To sum up the centrality measures analysis, we found that

  1. 1.

    Every cluster/region has its own hub: FCHI (Europe), HSI (Asia/Pacific) and GSPC (USA + Americas).

  2. 2.

    FCHI and HSI can be thought of as hubs for the entire network, i.e. these are the most influential indices in the network (world).

  3. 3.

    American indices (mainly GSPC) do not play such an overwhelming role as is usually believed (based on our analysis).

  4. 4.

    European indices (ATX, FCHI, GDAXI) are transitory indices, i.e. they are very open and needed in the communication between other global stock market indices.

  5. 5.

    Indices from Americas region are situated in the periphery of the network without much communication and influence of global importance.

Conclusion

We analysed the relationships between world stock market indices in the period of 2007–2017 using the MST approach. We managed to detect three large clusters of indices based on the geographical location of underlying indices. We proved the integration of stock markets on the level of continents but stated that there are possibilities for global stock market integration enlargement still present. This might suggest a possibility for international diversification when investing in stocks. The clustering into three large clusters may not be based solely on geographic location but also on culture and investment style in these locations. For the question of whether this is the case, however, our analysis cannot provide relevant answers.

We managed to detect large interdependence between US and Americas stock market indices, but we argued that the global importance of Americas indices is low.

Using the centrality measures analysis, we argued that every region/cluster has its own hub: HSI for Asia/Pacific, FCHI for Europe and GSPC for the USA. We also argued that based on our analysis the most important stock market indices in the global scale are HSI and FCHI.

The added value of this paper for the investment society is straightforward. Since we are able to describe both visually and quantitatively the hierarchical structure of the stock market indices network, we are also able to detect those indices situated in the periphery of this network. Following the results of Pozzi et al. (2013), we may thus claim that there can be built a well-diversified portfolio that effectively reduces the investment risk.
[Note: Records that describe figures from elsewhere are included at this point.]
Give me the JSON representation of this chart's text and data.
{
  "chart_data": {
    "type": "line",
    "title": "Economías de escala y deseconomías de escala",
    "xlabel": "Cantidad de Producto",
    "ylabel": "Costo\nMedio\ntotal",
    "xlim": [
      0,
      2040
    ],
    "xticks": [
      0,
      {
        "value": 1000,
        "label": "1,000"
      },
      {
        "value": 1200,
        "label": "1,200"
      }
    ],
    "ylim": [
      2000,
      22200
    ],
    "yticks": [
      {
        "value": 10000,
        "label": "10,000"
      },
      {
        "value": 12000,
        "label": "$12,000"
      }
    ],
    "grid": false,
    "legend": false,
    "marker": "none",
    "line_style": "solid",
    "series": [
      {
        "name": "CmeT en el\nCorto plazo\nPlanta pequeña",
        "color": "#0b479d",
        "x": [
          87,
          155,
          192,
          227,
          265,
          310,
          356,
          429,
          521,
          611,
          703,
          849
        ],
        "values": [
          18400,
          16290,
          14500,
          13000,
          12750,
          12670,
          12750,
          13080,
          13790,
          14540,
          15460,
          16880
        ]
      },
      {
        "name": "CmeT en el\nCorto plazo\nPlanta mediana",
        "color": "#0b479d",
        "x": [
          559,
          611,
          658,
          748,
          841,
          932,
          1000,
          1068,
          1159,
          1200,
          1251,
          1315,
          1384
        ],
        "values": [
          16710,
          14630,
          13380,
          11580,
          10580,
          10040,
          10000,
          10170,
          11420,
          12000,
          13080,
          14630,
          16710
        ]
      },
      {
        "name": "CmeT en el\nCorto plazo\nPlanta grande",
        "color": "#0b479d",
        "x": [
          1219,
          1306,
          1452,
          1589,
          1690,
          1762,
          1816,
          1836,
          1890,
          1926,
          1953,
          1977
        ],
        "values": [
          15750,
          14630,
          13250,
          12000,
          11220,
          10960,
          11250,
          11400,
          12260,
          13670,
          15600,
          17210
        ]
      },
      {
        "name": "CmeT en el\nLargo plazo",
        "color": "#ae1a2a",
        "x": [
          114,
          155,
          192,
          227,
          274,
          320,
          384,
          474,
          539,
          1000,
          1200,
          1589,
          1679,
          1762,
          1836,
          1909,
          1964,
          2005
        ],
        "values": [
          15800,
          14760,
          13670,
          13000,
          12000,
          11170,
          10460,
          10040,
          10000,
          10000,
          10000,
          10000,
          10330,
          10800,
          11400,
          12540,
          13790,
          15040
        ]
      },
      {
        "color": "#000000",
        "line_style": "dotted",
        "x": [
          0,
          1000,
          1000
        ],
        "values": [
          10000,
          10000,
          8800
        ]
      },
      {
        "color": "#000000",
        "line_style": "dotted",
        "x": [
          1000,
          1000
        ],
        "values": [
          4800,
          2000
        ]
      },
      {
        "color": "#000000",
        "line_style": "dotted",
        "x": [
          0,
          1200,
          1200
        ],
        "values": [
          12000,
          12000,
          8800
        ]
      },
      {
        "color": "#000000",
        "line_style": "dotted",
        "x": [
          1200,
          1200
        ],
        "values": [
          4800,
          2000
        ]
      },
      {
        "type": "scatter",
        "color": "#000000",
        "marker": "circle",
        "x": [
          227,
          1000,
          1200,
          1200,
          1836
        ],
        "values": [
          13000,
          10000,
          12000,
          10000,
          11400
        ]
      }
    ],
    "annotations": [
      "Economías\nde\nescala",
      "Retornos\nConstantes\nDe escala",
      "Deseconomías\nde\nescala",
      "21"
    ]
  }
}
There exist many possibilities for further research. Mainly we need to mention the MST dynamics. It requires the observation of the changing MSTs with respect to different time windows. This possibility is motivated by our assumption that the MSTs would differ, if we analysed only precrisis period, crisis period or postcrisis period. This kind of research could suggest whether any particular index had set for different trajectory of closing price evolution owing to the postcrisis stock market consolidation.